In computer science, mathematics, physics, and engineering, more than half of PhDs are awarded to foreigners. In 1995, 72% of PhDs in physics were awarded to Americans. In 2005, the latest data available, it had fallen to 42%. In 1995, 62% of PhDs in computer sciences went to Americans — in 2005, this had declined to 42%. There’s a similar decline in Edina Rosta’s field, chemistry. In 1995, 75% of PhDs went to Americans, compared to 57% in 2005.

The bottom line is that America attracts the best and brightest researchers from around the world, trains them at great expense to American taxpayers, and then asks them to leave. In their home countries or in other countries that are willing to give them visas, these young scientists work for businesses and government research groups, often in competition with America — and sometimes in conflict.

Compare our science education with military education. Congress finances military academies for each of the armed services at great expense. Entering students must promise to serve in the military for several years after graduation, because it is only fair that taxpayers should get some return on the substantial investment in training.

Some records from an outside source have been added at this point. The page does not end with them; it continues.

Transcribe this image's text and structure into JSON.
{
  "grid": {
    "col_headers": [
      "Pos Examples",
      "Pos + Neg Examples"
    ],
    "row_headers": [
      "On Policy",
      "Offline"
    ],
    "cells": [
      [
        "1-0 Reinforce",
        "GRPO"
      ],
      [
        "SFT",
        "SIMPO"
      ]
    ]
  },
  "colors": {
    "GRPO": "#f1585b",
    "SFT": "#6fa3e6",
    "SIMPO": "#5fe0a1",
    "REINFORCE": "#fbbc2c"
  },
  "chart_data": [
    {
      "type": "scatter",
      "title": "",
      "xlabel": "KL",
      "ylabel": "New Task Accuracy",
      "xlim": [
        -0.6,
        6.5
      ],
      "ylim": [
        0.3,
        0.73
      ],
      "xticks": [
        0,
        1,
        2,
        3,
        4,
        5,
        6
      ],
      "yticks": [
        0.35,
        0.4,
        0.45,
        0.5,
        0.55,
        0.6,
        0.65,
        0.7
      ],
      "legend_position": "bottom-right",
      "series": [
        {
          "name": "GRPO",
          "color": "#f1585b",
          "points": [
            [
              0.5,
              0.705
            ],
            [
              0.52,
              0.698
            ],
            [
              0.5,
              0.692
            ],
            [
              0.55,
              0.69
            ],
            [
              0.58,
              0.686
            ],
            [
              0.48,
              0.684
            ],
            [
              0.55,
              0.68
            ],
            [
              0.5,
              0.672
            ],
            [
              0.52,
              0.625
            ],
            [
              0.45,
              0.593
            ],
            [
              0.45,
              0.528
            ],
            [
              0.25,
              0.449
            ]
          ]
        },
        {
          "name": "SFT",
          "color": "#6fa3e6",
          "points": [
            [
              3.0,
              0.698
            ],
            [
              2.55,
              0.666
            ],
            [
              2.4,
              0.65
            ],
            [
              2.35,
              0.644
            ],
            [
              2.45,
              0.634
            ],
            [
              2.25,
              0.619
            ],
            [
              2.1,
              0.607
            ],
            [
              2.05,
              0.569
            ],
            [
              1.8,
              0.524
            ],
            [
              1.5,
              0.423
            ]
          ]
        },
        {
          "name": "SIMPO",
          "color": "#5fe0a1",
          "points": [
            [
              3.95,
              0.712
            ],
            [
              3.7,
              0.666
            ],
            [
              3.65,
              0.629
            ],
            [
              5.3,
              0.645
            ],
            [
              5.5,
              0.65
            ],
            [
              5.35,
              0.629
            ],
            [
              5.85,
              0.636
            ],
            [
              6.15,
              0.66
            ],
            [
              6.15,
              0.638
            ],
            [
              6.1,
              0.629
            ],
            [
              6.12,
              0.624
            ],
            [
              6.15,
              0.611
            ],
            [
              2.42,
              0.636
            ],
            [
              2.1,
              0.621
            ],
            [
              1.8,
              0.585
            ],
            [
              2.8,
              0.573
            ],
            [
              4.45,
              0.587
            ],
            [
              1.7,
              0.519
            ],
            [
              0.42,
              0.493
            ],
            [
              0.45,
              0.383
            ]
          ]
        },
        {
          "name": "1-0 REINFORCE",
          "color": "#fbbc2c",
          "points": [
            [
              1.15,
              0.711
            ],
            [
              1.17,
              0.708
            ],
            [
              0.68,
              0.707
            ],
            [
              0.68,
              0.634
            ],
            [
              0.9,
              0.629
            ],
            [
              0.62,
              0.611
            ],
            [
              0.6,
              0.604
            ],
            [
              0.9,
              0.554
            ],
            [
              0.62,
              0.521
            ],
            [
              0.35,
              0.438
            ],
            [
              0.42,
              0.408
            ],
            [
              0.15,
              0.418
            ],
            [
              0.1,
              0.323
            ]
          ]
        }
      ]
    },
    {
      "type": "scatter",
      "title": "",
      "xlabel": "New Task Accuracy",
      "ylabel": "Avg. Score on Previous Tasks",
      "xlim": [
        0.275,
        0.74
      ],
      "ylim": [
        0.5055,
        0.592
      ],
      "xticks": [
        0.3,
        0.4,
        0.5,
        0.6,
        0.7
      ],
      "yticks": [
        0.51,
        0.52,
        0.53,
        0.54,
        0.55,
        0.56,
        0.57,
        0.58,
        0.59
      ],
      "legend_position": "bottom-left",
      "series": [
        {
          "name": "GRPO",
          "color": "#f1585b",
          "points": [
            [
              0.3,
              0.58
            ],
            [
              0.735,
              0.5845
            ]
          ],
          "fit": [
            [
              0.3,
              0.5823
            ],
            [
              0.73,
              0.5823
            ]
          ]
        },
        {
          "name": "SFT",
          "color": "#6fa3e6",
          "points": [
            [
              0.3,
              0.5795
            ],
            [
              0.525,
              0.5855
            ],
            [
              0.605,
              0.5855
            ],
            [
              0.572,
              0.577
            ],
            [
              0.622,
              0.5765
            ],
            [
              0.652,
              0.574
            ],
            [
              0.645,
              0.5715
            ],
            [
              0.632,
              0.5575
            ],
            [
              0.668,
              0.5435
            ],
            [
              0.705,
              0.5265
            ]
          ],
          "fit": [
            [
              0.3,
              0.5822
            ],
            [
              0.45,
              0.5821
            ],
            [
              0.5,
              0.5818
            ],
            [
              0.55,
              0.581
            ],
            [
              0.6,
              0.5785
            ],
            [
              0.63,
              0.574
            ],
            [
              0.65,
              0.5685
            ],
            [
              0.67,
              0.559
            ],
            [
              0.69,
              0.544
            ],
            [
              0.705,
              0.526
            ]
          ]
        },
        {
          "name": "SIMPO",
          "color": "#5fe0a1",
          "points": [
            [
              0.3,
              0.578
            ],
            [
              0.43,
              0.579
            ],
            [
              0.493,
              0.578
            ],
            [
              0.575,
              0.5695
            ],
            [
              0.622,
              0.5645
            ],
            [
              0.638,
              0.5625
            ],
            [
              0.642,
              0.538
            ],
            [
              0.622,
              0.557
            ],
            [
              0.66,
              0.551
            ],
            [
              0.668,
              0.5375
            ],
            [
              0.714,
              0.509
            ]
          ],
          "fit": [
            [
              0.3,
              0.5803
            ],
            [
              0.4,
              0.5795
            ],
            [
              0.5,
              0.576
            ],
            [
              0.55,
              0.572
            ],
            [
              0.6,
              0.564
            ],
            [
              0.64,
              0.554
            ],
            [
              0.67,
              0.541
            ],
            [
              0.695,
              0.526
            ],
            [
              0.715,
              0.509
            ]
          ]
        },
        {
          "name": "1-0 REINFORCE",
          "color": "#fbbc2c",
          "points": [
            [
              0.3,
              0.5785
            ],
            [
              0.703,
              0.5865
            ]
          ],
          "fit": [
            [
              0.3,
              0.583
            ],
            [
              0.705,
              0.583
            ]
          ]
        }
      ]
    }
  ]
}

Similarly, university graduate departments enroll students from around the world, and offer them an education subsidized by the federal government. However, instead of requiring these students to remain in America so that their education can benefit us, Congress requires them to leave.

Rather than simply funding an expensive job-training program for foreign graduate students, Congress should allow them — or even require them — to stay. It should expand the number of permanent resident visas and simplify the application process.

America would be far richer if the Edina Rostas of the world worked here, instead of leaving to compete against us.